U.S. District Judge Dee Benson, who issued the sentence Tuesday morning, also ordered Costa to pay $70,392.51 in restitution to the Environmental Protection Agency to help cover taxpayer costs associated with removing and cleaning up the hazardous waste.

“The sentence imposed today sends a message to all those who work with hazardous materials: paying the full price to properly dispose of hazardous waste is always cheaper than prison and paying for an environmental clean-up,” U.S. Attorney Carlie Christensen said today.

"Hazardous wastes that are illegally disposed present a danger to public health and a threat to the environment," said Lori A. Hanson, Special Agent in Charge of the U.S. Environmental Protection Agency’s Office of Criminal Enforcement in the Denver region. "EPA will work to see that those who refuse to follow the rules are prosecuted to the fullest extent of the law."

Costa admitted that from May 2005 to August 2006, he owned two cargo trailers that contained 67 drums of liquid and dry chemical substances.

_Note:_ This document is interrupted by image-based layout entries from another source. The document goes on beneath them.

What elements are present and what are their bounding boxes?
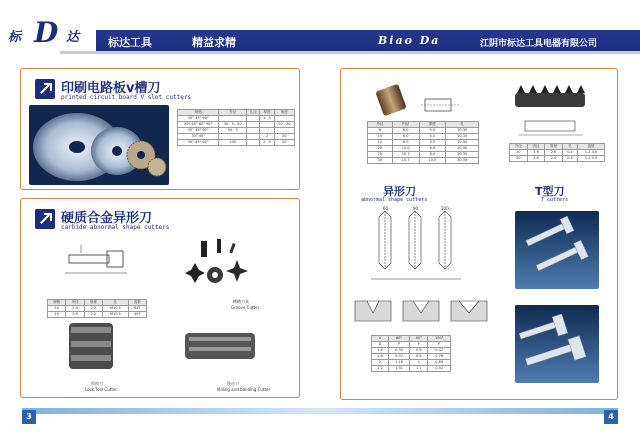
abnormal-subheading: abnormal shape cutters <box>361 197 428 203</box>
lock-caption-en: Lock Tool Cutter <box>85 387 118 392</box>
pcb-section-subtitle: printed circuit board V slot cutters <box>61 94 192 101</box>
table-row: 12 6.0 5.5 10-30 <box>368 140 479 146</box>
table-row: 30 3.6 2.0 0.4 1.2 4.0 <box>510 156 605 162</box>
angle-label-100: 100 <box>441 206 449 211</box>
cylinder-cutter-photo <box>371 83 411 119</box>
abnormal-tools-drawing <box>361 207 471 287</box>
table-row: 30° 45° 60° 100 2 . 3 20 <box>178 140 295 146</box>
slogan-2: 精益求精 <box>192 36 236 49</box>
carbide-section-subtitle: carbide abnormal shape cutters <box>61 224 170 231</box>
t-cutter-photo-1 <box>515 211 599 289</box>
logo-left-char: 标 <box>8 30 22 45</box>
table-row: D P P P <box>372 342 451 348</box>
footer-bar <box>22 408 618 414</box>
table-row: 30 10.7 10.0 30-35 <box>368 158 479 164</box>
lock-caption: 锁扣刀 <box>91 381 103 386</box>
table-row: 30° 45° 2 20 <box>178 134 295 140</box>
table-row: 10 2.0 2.2 M10.5 64T <box>48 306 147 312</box>
pcb-section-title: 印刷电路板v槽刀 <box>61 81 161 96</box>
carbide-cutter-panel <box>20 198 300 398</box>
arrow-icon <box>35 209 55 229</box>
groove-caption-en: Groove Cutter <box>231 305 260 310</box>
table-row: 30° 45° 60° 1 . 5 <box>178 116 295 122</box>
table-row: 2 1.18 1 0.84 <box>372 360 451 366</box>
t-cutter-heading: T型刀 <box>535 185 565 198</box>
angle-label-60: 60 <box>383 206 389 211</box>
logo-right-char: 达 <box>66 30 80 45</box>
t-cutter-subheading: T cutters <box>541 197 569 203</box>
groove-cutter-photo <box>179 239 259 295</box>
angle-spec-table <box>371 335 451 372</box>
angle-label-90: 90 <box>413 206 419 211</box>
gear-drawing <box>517 115 587 139</box>
gear-cutter-photo <box>511 83 591 117</box>
company-logo <box>8 18 100 52</box>
table-row: 1.8 0.37 0.6 0.76 <box>372 354 451 360</box>
top-banner <box>0 0 640 60</box>
table-row: 20 10.0 6.0 20-30 <box>368 146 479 152</box>
t-cutter-photo-2 <box>515 305 599 383</box>
carbide-spec-table <box>47 299 147 318</box>
banner-stripe <box>60 51 640 54</box>
v-groove-profiles <box>351 295 491 327</box>
table-row: 30° 45° 60° 50 . 5 <box>178 128 295 134</box>
arrow-icon <box>35 79 55 99</box>
right-page-panel <box>340 68 618 400</box>
table-row: 外径 内径 厚度 孔 <box>368 122 479 128</box>
lock-cutter-photo <box>61 319 121 375</box>
pcb-cutter-panel <box>20 68 300 190</box>
table-row: 20 3.6 2.0 0.4 1.2 4.0 <box>510 150 605 156</box>
brand-name-en: Biao Da <box>378 34 441 47</box>
table-row: 规格 外径 孔径 厚度 角度 <box>178 110 295 116</box>
table-row: 8 6.0 5.0 10-30 <box>368 128 479 134</box>
milling-cutter-photo <box>181 327 261 367</box>
pcb-spec-table <box>177 109 295 146</box>
table-row: 10 2.0 2.2 M10.5 40T <box>48 312 147 318</box>
slogan-1: 标达工具 <box>108 36 152 49</box>
cylinder-spec-table <box>367 121 479 164</box>
abnormal-heading: 异形刀 <box>383 185 416 198</box>
table-row: 外径 内径 厚度 孔 齿数 <box>510 144 605 150</box>
company-name: 江阴市标达工具电器有限公司 <box>480 39 598 49</box>
cutter-drawing <box>61 241 131 281</box>
page-number-right: 4 <box>604 410 618 424</box>
gear-spec-table <box>509 143 605 162</box>
table-row: 2.2 1.31 1.1 0.92 <box>372 366 451 372</box>
milling-caption-en: Milling and bending Cutter <box>217 387 271 392</box>
table-row: 30° 45° 60° 90° 30 . 5 . 20 20 . 30 <box>178 122 295 128</box>
cylinder-drawing <box>419 95 463 117</box>
logo-d-letter: D <box>34 16 59 49</box>
groove-caption: 槽槽刀具 <box>233 299 249 304</box>
table-row: 25 10.7 6.0 20-30 <box>368 152 479 158</box>
table-row: 1.6 0.35 0.6 0.47 <box>372 348 451 354</box>
table-row: 规格 外径 厚度 孔 齿数 <box>48 300 147 306</box>
milling-caption: 铣齿刀 <box>227 381 239 386</box>
page-number-left: 3 <box>22 410 36 424</box>
table-row: 10 6.0 5.0 10-30 <box>368 134 479 140</box>
table-row: a 60° 90° 100° <box>372 336 451 342</box>
carbide-section-title: 硬质合金异形刀 <box>61 211 153 226</box>
pcb-cutters-photo <box>29 105 169 185</box>
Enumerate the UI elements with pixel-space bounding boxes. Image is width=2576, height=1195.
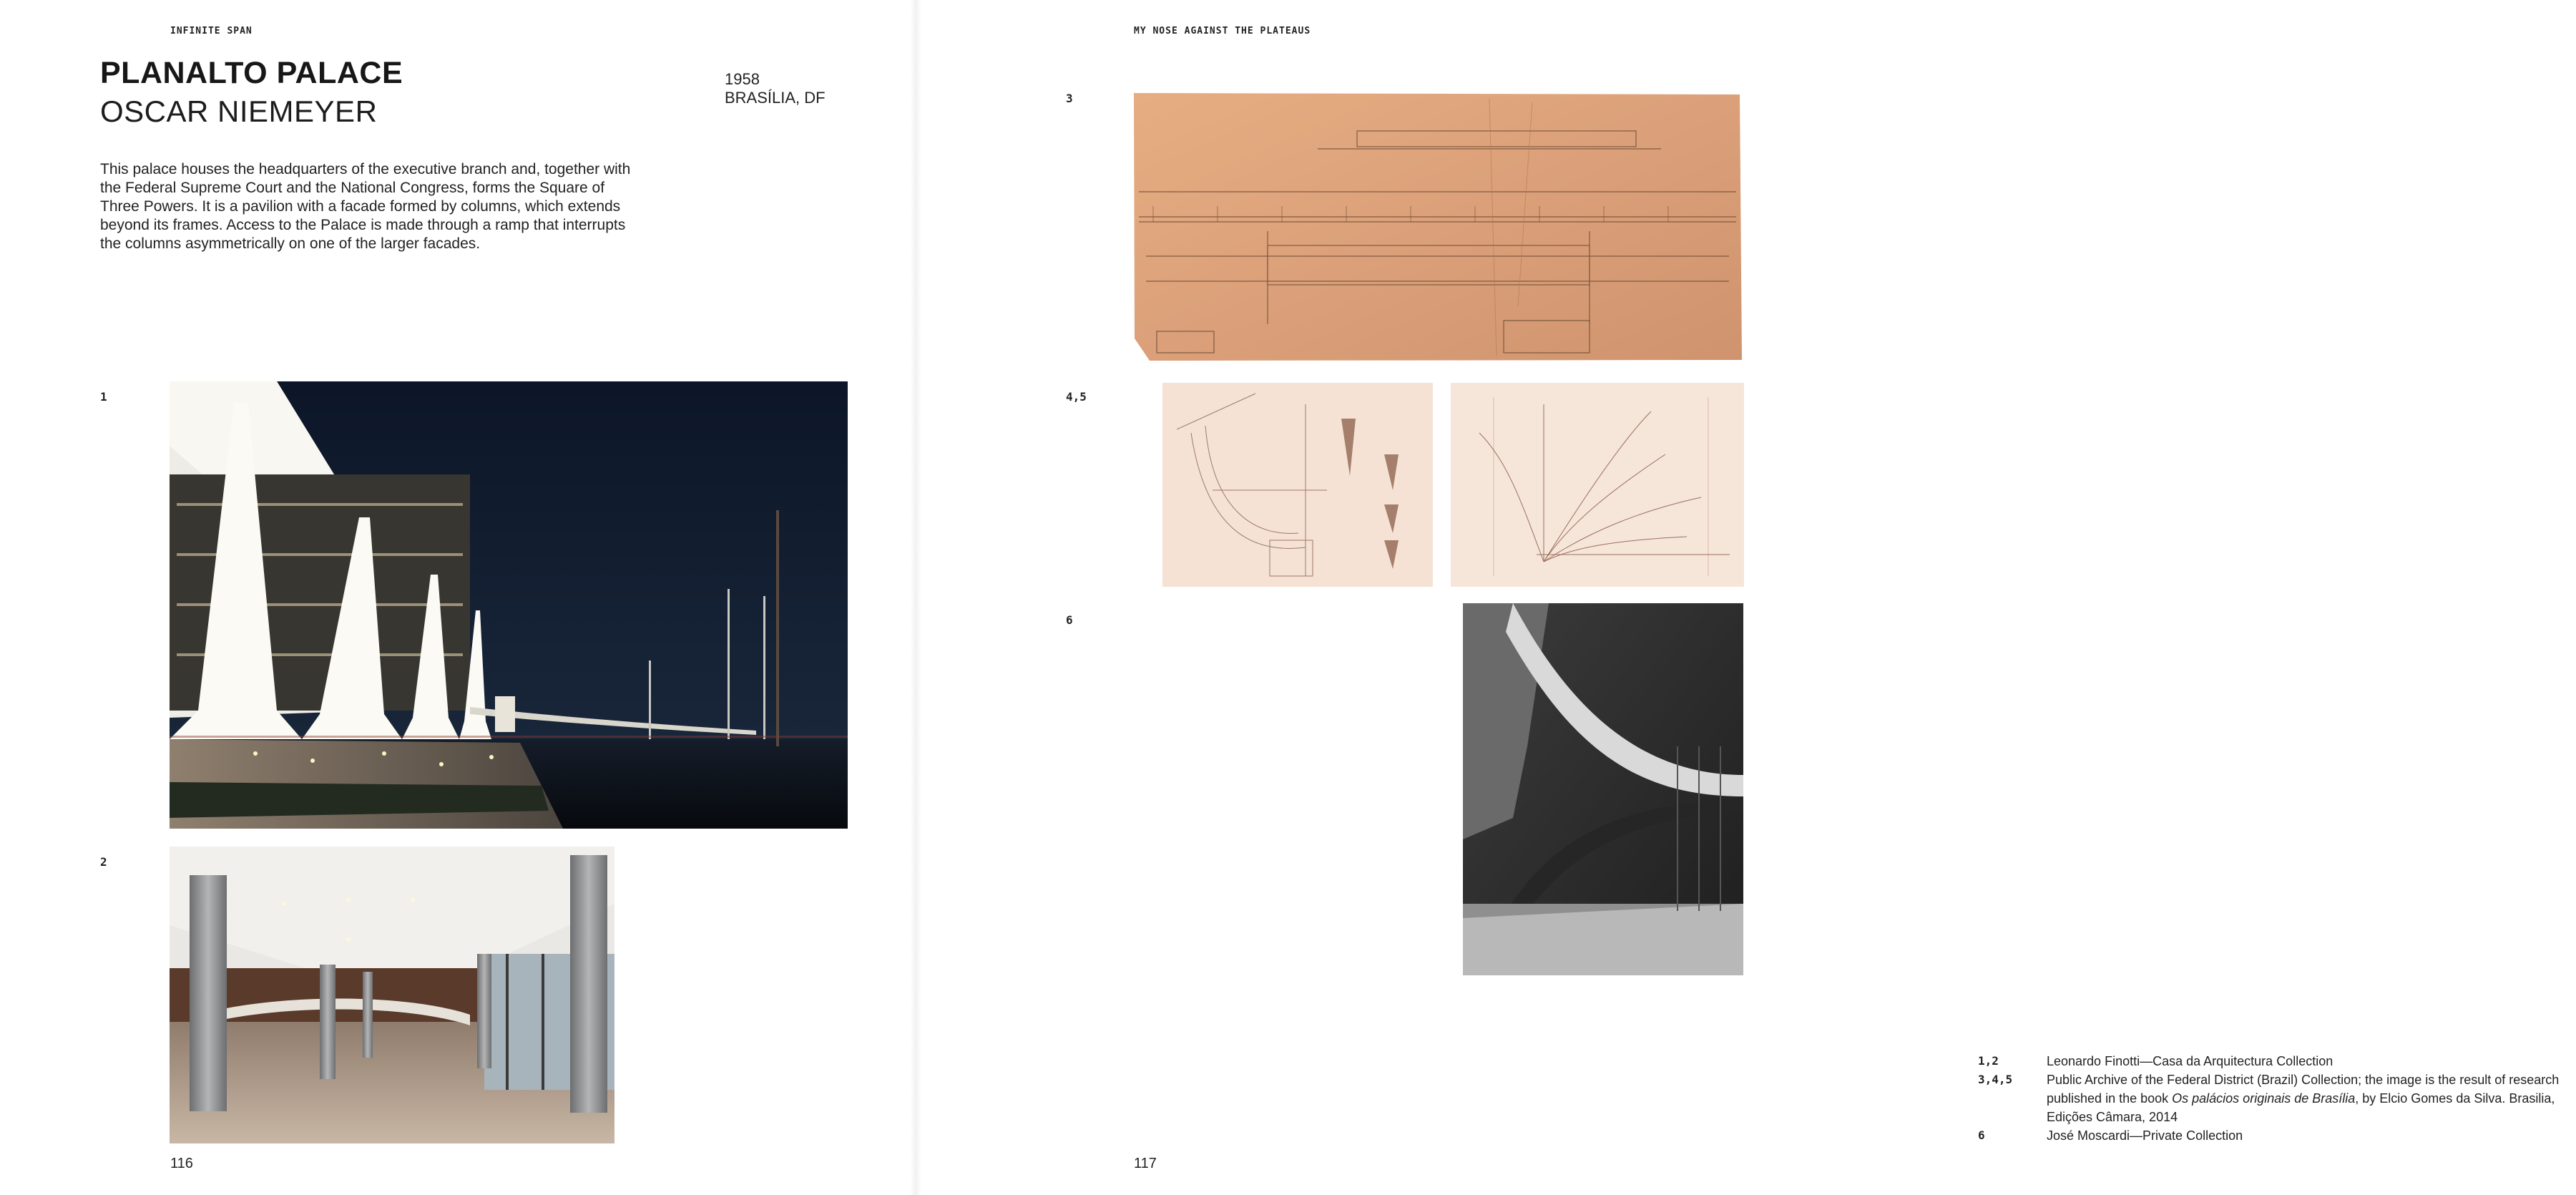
figure-3-elevation-drawing (1132, 92, 1743, 362)
project-meta (725, 70, 826, 107)
credit-text-part: Public Archive of the Federal District (Brazil) Collection; the image is the result of research published in the book (2047, 1073, 2560, 1106)
figure-number-4-5: 4,5 (1066, 390, 1087, 404)
project-location: BRASÍLIA, DF (725, 89, 826, 107)
book-title: Os palácios originais de Brasília (2172, 1091, 2356, 1106)
page-number-left: 116 (170, 1156, 193, 1171)
project-description: This palace houses the headquarters of the executive branch and, together with the Federal Supreme Court and the National Congress, forms the Square of Three Powers. It is a pavilion with a facade formed by columns, which extends beyond its frames. Access to the Palace is made through a ramp that interrupts the columns asymmetrically on one of the larger facades. (100, 161, 631, 252)
construction-photo-illustration (1463, 603, 1743, 975)
credit-row (1978, 1126, 2576, 1145)
credit-text (2047, 1070, 2576, 1126)
column-drawing-a-illustration (1162, 383, 1433, 587)
architect-name: OSCAR NIEMEYER (100, 94, 378, 128)
figure-number-3: 3 (1066, 92, 1073, 105)
right-page (916, 0, 2560, 1195)
running-head-left: INFINITE SPAN (170, 26, 253, 36)
figure-number-2: 2 (100, 855, 107, 869)
figure-2-interior-hall-photo (170, 847, 614, 1143)
elevation-drawing-illustration (1132, 92, 1743, 362)
figure-number-6: 6 (1066, 613, 1073, 627)
credit-text-part: , by Elcio Gomes da Silva. Brasilia, Edições Câmara, 2014 (2047, 1091, 2555, 1124)
running-head-right: MY NOSE AGAINST THE PLATEAUS (1134, 26, 1311, 36)
photo-credits (1978, 1052, 2576, 1145)
credit-label: 6 (1978, 1128, 1985, 1142)
project-year: 1958 (725, 70, 760, 88)
interior-hall-illustration (170, 847, 614, 1143)
credit-row (1978, 1070, 2576, 1126)
credit-label: 1,2 (1978, 1054, 1999, 1068)
credit-text: Leonardo Finotti—Casa da Arquitectura Collection (2047, 1054, 2333, 1068)
credit-row (1978, 1052, 2576, 1070)
night-exterior-illustration (170, 381, 848, 829)
figure-6-construction-photo (1463, 603, 1743, 975)
page-number-right: 117 (1134, 1156, 1157, 1171)
credit-text: José Moscardi—Private Collection (2047, 1128, 2243, 1143)
credit-label: 3,4,5 (1978, 1073, 2013, 1086)
figure-4-column-drawing (1162, 383, 1433, 587)
left-page (0, 0, 916, 1195)
figure-number-1: 1 (100, 390, 107, 404)
figure-1-night-exterior-photo (170, 381, 848, 829)
column-drawing-b-illustration (1451, 383, 1744, 587)
page-title: PLANALTO PALACE (100, 56, 403, 90)
figure-5-column-drawing (1451, 383, 1744, 587)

Sometime around the beginning of May 2006, Costa moved the two trailers, with the drums inside, onto the shoulder of Wallace Road, a public road in Salt Lake City. He admitted he left them on the side of the road open and unsecured.

According to court documents, some of the contents of the drums spilled onto the road. A Salt Lake City parking enforcement officer came across the two trailers and noticed that the content from one of the drums in one of the trailers was leaking out onto the public street. The Salt Lake Valley Health Department and a Salt Lake City fire hazmat team responded to the incident. Hazardous waste found in some of the drums was traced back to Costa.

Costa admitted in his plea agreement that he abandoned the trailers on the road and that the chemical waste within several of the drums was hazardous under EPA standards. Costa also admitted he did not have a permit to dispose of hazardous waste.

Prosecutors in the U.S. Attorney’s Office argued in a sentencing memorandum that 21 months of incarceration, agreed to as a part of the plea agreement in the case, reflects the serious nature of disposing of hazardous waste without a permit. Prosecutors also said the sentence provides a deterrent effect for those who may be considering whether to abandon hazardous waste they feel is too expensive to dispose of properly.